Sepsis, or blood poisoning, more life-threatening and common than cancer: study

By
Web Desk
|
Sepsis, or blood poisoning, more life-threatening and common than cancer: study

Sepsis, more commonly known as blood poisoning, is getting termed to be a cause of more deaths around the world than cancer, as per a new theory.

Conducted by the researchers at the University of Pittsburgh and the University of Washington schools of medicine, the study cites that around one in five deaths appear to be a cause of the disease as 48.9 million cases of sepsis worldwide were reported in 2017, with 11 million deaths.

If the statistics mentioned in the study are to be believed, this accounts for almost 20 percent of the deaths worldwide.

A detailed version of the study that took place recently revealed that over 109 million individual death records and trends within the period of 1990 till 2017. This was concluded through the records of people admitted into hospitals infected with the disease as compared to the one who had not been hospitalized.

Sepsis infects the body upon its overreaction to an infection that leads to blood vessels becoming permeable which results in failure of multiple organs.

The study found 85 percent of the cases in 2017, to be hailing from low or middle sociodemographic regions with 40 percent of those infecting children under the ages of five.

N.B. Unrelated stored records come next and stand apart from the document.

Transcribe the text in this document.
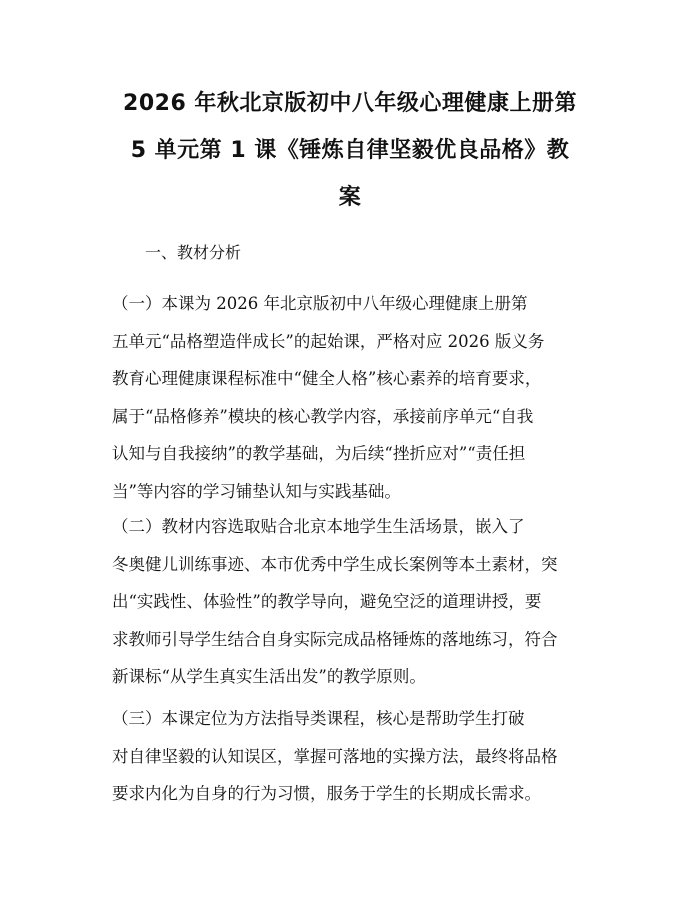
2026 年秋北京版初中八年级心理健康上册第
5 单元第 1 课《锤炼自律坚毅优良品格》教
案

一、教材分析

（一）本课为 2026 年北京版初中八年级心理健康上册第
五单元“品格塑造伴成长”的起始课，严格对应 2026 版义务
教育心理健康课程标准中“健全人格”核心素养的培育要求，
属于“品格修养”模块的核心教学内容，承接前序单元“自我
认知与自我接纳”的教学基础，为后续“挫折应对”“责任担
当”等内容的学习铺垫认知与实践基础。
（二）教材内容选取贴合北京本地学生生活场景，嵌入了
冬奥健儿训练事迹、本市优秀中学生成长案例等本土素材，突
出“实践性、体验性”的教学导向，避免空泛的道理讲授，要
求教师引导学生结合自身实际完成品格锤炼的落地练习，符合
新课标“从学生真实生活出发”的教学原则。
（三）本课定位为方法指导类课程，核心是帮助学生打破
对自律坚毅的认知误区，掌握可落地的实操方法，最终将品格
要求内化为自身的行为习惯，服务于学生的长期成长需求。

Lead author of the study and assistant professor in the University of Pittsburgh Department of Critical Care Medicine, Dr Kristina Rudd said: “What our colleagues who live and work in those settings have been saying for decades is that clinically every single day, they’re seeing a tremendous burden of sepsis. So I think finally we have data to put to that experience of colleagues. And indeed, they were right.”

The disease is also said to attack even healthy people with an infection that becomes unbridled.